Quattro le storie, quattro i micromondi narrati in una Sicilia contadina, fatta di lavoro e privazioni, di mestieri dimenticati e riti dispersi nel tempo. Come quel fidanzamento combinato di Paolino e Rosaria che sembra non poter avere un esito positivo in vista dell’imminente leva miliare. Si può quasi spiare nella vita quotidiana di una giornata tipica, quella delle persone normali; si respira l’aria dell’attesa e dell’incertezza prima dello scoppio di una guerra che sembra promettere solo cose buone, solo conquiste e niente fastidi; si ascoltano le chiacchiere di persone riunite per farsi la barba ma che parlano di politica e cercano di convincere gli altri delle proprie idee; si può palpare la voglia, quella di Paolino, di non farsi travolgere dagli eventi, ma di dominarli a tutti i costi.

Oppure si può capire la miseria del post-guerra girovagando alla ricerca di cibo con Vito, detto l’Asino. Un personaggio ingenuo, dalla mente semplice che non chiede altro che poter mangiare, che divide il mondo in cose “del Signore” o del “diavolo”, che vive alla giornata. Una purezza d’anima che tuttavia non lo proteggerà dagli scherzi della noia di chi vede in lui solo un poco di buono.

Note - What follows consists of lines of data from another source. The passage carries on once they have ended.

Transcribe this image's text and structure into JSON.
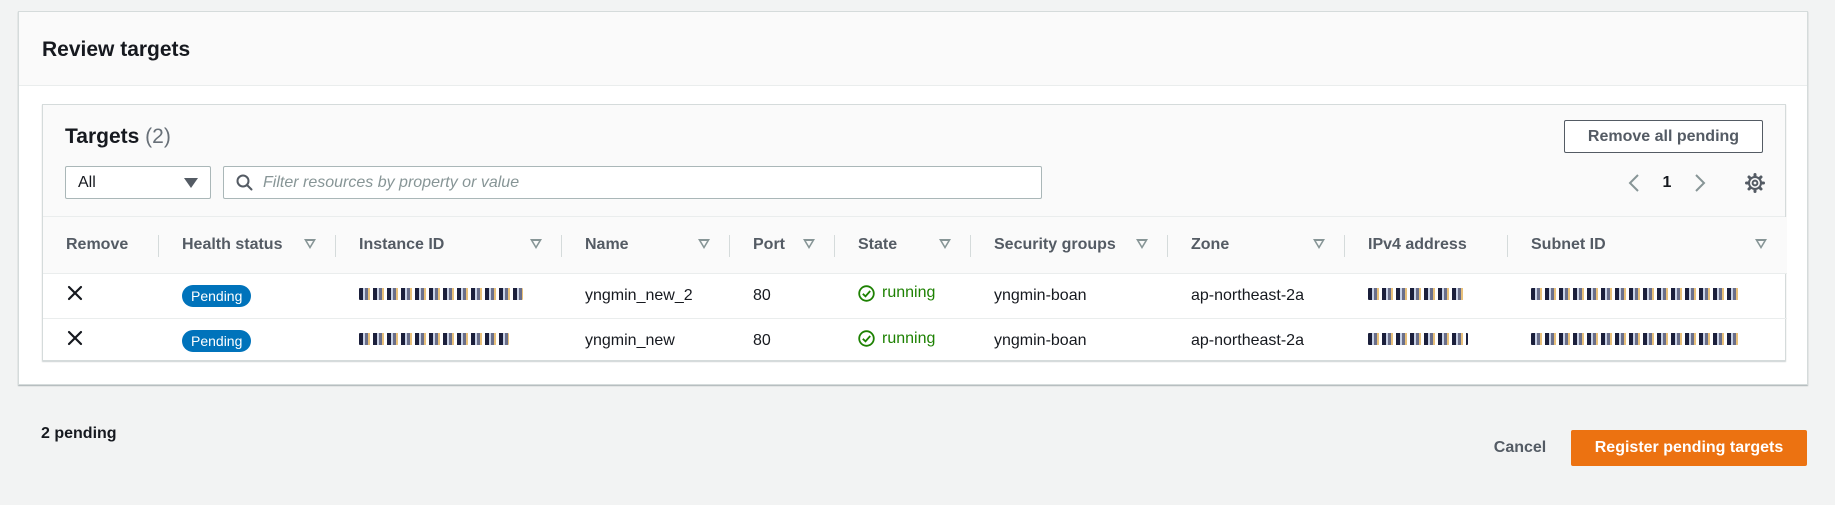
{
  "review": {
    "title": "Review targets"
  },
  "targets": {
    "title": "Targets",
    "count": "(2)",
    "remove_all_label": "Remove all pending",
    "filter_select_value": "All",
    "search_placeholder": "Filter resources by property or value",
    "page_number": "1",
    "columns": [
      "Remove",
      "Health status",
      "Instance ID",
      "Name",
      "Port",
      "State",
      "Security groups",
      "Zone",
      "IPv4 address",
      "Subnet ID"
    ],
    "rows": [
      {
        "health": "Pending",
        "name": "yngmin_new_2",
        "port": "80",
        "state": "running",
        "security_group": "yngmin-boan",
        "zone": "ap-northeast-2a"
      },
      {
        "health": "Pending",
        "name": "yngmin_new",
        "port": "80",
        "state": "running",
        "security_group": "yngmin-boan",
        "zone": "ap-northeast-2a"
      }
    ]
  },
  "footer": {
    "pending_text": "2 pending",
    "cancel_label": "Cancel",
    "register_label": "Register pending targets"
  },
  "colors": {
    "primary": "#ec7211",
    "badge": "#0073bb",
    "running": "#1d8102"
  },
  "icons": {
    "remove": "close-icon",
    "search": "search-icon",
    "prev": "chevron-left-icon",
    "next": "chevron-right-icon",
    "settings": "gear-icon",
    "running": "check-circle-icon",
    "sort": "sort-caret-icon"
  }
}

In queste pagine si dà voce anche alla fuga di contrabbandieri e alla legge che vuole la sua rivincita nelle gesta di Tano: emerge la speranza, da sempre l’ancora di salvezza nel sorriso dell’essere umano davanti alla prospettiva di una nuova vita.

Si finisce per conoscere anche il viziato Romeo, il presunto riscatto di una famiglia tutta al femminile che si rivela ozioso e cinico, che coltiva l’unico mestiere che non lo affatica: quello del casanova.

“Oltre allo sparviero che ghermisce, sapeva essere all’ occorrenza l’allodola che lusinga, l’usignolo che incanta, il pavone che abbaglia”.

Un mestiere poco redditizio, che lo porta a sacrificare l’amore di una donna che lo venera pur di non perdere i suoi agi.

Sono racconti veri, sono istantanee che la nostra memoria non ha conservato, ma che hanno gettato le basi per quella vita che molti di noi conoscono.
Nelle parole dell’autore c’è un’esperienza fatta di ricordi e memoria, un invito a camminare assieme a lui per una Sicilia bella e antica dove il dialetto ha la forza delle radici; una terra di lavoro e fatica, di onore e rispetto sicuramente, ma venata di amore e speranza.